Our governance and justice sector reforms have opened up more democratic spaces, unfettered free speech, and expanded access to justice for hitherto unserved and under-served populations. We are investing in people through quality education, quality healthcare, and food security. We are bridging gender, social, and other structural gaps that have long denied Sierra Leoneans the opportunity to be all they can be and contribute their fair share to a sustainable and inclusive future for our nation.
But the real heroes of today are citizens who for sixty years have cowered in real fear for their inalienable and inviolable right to life. I want to thank those who have lived with the pain of losing a loved one to a judicial execution.
I wish to thank journalists, activists, and civil society and rights groups in Sierra Leone and outside Sierra Leone that campaigned tirelessly for this day. I wish to thank commissioners of the Human Rights Commission for their persistence.
I wish to thank ordinary Sierra Leoneans who, in their hundreds and their thousands, have urged fellow citizens to do right and remove this dastardly law. I wish to thank international partners who supported and affirmed our drive to abolish this law in its totality. I wish to thank members of Government and members of the legislature who argued, hedged, but stayed focused on passing this historic act of parliament that we are today signing into law.

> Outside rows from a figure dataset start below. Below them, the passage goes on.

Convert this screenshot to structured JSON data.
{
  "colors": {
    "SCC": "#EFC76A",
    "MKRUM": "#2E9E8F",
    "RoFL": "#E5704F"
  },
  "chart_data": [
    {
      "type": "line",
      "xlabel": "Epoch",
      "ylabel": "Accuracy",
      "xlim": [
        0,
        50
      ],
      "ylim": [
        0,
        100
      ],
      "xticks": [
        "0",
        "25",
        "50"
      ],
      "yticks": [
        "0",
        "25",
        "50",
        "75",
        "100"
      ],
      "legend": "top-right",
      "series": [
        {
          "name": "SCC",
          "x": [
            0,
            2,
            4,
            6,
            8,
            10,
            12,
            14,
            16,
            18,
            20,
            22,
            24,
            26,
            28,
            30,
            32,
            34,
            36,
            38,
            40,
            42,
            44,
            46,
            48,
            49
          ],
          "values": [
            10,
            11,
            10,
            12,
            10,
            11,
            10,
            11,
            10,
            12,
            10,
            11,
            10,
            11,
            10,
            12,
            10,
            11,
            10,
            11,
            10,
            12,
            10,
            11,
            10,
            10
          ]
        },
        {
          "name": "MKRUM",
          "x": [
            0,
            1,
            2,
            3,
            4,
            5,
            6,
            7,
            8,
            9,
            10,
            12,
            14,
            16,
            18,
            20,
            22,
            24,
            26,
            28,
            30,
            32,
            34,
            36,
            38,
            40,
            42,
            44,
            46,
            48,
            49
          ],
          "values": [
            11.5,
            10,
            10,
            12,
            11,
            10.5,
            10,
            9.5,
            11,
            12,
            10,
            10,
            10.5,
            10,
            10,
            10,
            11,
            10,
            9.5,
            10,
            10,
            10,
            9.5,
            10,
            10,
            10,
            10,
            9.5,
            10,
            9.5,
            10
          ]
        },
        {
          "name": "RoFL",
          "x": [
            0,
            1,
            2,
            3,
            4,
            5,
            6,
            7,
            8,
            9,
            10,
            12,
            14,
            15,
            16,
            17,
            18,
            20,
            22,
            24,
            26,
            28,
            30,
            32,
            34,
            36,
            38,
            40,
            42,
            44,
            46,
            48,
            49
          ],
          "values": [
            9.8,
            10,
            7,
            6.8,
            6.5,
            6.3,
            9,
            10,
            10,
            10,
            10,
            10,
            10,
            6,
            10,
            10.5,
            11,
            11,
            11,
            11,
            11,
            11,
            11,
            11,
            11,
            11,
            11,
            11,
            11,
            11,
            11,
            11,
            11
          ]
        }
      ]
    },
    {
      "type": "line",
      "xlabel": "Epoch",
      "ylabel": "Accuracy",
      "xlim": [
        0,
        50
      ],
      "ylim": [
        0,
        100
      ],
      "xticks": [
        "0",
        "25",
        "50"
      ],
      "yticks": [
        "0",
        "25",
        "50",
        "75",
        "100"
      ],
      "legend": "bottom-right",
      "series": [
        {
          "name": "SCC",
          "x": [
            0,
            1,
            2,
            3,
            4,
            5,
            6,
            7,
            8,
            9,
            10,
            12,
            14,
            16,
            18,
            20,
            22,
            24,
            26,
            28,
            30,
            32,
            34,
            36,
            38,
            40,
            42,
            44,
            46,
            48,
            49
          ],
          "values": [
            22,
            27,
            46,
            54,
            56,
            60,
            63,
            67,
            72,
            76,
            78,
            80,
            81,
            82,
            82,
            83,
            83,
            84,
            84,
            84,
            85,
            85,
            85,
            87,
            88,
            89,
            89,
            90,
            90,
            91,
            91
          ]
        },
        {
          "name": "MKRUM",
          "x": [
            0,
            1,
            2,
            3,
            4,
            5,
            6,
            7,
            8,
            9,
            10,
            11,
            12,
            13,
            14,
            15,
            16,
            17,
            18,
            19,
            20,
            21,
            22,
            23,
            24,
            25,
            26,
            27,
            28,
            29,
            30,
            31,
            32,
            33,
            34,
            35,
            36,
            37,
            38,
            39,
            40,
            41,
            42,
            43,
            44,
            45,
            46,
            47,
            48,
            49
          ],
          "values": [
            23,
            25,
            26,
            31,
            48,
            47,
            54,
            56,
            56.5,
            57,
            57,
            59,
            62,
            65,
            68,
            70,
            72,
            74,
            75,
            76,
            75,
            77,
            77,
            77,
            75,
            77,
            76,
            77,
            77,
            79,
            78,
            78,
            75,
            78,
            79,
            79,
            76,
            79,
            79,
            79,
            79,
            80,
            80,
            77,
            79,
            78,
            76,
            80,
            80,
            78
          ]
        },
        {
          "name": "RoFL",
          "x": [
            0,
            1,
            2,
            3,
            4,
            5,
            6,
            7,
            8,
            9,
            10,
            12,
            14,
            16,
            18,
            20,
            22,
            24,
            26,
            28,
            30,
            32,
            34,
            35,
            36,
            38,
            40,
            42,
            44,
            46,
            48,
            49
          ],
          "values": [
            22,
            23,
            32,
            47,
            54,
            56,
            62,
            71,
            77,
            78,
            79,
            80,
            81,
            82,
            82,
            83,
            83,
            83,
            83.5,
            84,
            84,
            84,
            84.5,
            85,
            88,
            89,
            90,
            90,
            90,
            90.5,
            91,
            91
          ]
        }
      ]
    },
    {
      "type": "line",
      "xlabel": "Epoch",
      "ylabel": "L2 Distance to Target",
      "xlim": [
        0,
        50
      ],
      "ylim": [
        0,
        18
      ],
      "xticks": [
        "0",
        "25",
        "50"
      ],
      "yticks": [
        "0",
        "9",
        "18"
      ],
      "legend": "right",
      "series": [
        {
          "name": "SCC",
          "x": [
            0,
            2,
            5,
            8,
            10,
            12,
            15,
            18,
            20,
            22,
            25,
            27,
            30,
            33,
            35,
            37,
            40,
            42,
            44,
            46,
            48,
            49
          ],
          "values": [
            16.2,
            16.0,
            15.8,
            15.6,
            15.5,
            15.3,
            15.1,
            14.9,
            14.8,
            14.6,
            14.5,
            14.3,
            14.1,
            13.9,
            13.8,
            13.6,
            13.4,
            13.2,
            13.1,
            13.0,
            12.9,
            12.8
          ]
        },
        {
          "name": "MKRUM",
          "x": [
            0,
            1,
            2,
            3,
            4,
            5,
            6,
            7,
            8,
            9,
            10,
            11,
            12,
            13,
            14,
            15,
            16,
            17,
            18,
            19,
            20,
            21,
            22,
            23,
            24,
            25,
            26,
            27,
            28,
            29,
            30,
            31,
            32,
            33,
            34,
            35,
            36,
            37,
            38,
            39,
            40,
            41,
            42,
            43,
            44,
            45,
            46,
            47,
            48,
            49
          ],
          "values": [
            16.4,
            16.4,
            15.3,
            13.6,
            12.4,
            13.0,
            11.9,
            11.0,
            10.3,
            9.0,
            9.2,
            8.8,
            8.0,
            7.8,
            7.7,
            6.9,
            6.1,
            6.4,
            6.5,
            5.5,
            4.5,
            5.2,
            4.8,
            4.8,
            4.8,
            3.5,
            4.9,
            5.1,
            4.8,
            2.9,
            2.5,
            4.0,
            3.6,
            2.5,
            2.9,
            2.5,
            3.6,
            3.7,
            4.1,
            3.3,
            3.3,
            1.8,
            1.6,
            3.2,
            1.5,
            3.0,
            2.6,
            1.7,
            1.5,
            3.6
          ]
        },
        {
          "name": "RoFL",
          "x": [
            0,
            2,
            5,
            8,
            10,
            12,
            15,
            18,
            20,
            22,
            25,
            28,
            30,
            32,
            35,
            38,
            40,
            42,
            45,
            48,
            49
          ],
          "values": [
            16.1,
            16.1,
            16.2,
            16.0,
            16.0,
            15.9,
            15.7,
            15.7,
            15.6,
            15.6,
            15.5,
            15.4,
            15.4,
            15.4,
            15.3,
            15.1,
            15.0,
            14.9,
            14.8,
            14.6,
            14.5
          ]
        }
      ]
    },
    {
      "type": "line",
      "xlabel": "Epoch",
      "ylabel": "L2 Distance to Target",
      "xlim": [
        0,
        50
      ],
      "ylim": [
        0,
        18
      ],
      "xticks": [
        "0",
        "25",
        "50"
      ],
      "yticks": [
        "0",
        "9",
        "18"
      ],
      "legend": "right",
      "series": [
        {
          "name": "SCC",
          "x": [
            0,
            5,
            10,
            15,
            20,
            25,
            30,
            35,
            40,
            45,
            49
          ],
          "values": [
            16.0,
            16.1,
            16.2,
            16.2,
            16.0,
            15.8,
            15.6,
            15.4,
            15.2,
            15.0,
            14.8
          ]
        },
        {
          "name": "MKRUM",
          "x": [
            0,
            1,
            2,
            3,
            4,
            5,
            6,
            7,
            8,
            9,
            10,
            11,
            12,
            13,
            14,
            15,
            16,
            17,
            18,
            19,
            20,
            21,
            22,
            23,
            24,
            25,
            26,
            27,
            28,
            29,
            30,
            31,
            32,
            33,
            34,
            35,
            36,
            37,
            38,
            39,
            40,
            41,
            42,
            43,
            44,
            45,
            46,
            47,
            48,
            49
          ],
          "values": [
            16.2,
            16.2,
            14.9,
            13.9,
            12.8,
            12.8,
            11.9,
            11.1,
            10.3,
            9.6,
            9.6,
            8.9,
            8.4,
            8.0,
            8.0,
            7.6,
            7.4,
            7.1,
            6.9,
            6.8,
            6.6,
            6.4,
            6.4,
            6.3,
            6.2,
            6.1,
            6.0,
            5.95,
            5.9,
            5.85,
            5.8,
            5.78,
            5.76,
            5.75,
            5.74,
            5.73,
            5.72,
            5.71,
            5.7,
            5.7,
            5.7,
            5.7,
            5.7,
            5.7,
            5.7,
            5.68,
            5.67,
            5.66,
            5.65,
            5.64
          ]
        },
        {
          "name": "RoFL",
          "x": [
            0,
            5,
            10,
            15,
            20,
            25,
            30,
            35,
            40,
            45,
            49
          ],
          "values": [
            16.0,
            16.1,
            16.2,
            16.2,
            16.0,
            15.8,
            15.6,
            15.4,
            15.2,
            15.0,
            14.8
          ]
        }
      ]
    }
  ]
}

With the abolition of the death penalty in Sierra Leone, we today assert our belief in the sanctity of life, affirm every citizen’s constitutional right to life, and commit ourselves to a future of great optimism, social justice, and respect for all persons.
We share the core belief at the heart of all universal declarations of human rights and all international conventions and covenants that condemn the death penalty.
Today, we honour a key recommendation of the Truth and Reconciliation Commission. We will no longer execute fellow citizens for political retribution, for deterrence of crimes, or for crimes. We believe that the act is unfair, disproportionate, and immoral. It brutalises our values, our laws, and our conscience as a nation.
So let me close by drawing our attention to the indelible recommendations of the Truth and Reconciliation Commission. “53. Respect for human dignity and human rights must begin with respect for human life. Everyone has the right to life. A society that accords the highest respect for human life is unlikely to turn on itself.”
The Commission then recommends the immediate repeal by Parliament of all laws authorising capital punishment. The report furthers: “57. [. . .] The state must now set the example by demonstrating that it places the highest value on all human life. The abolition of the death penalty will mark an important and symbolic departure from the past to the future.”
Twenty years on, we have completed the promise we made ourselves as a nation. Twenty years on, the death penalty is finally, and totally abolished in the Republic of Sierra Leone. I thank you and God bless Sierra Leone. (END)
Today, President Bio has achieved what no other Head of State in the country has been able to pluck up the courage to deliver.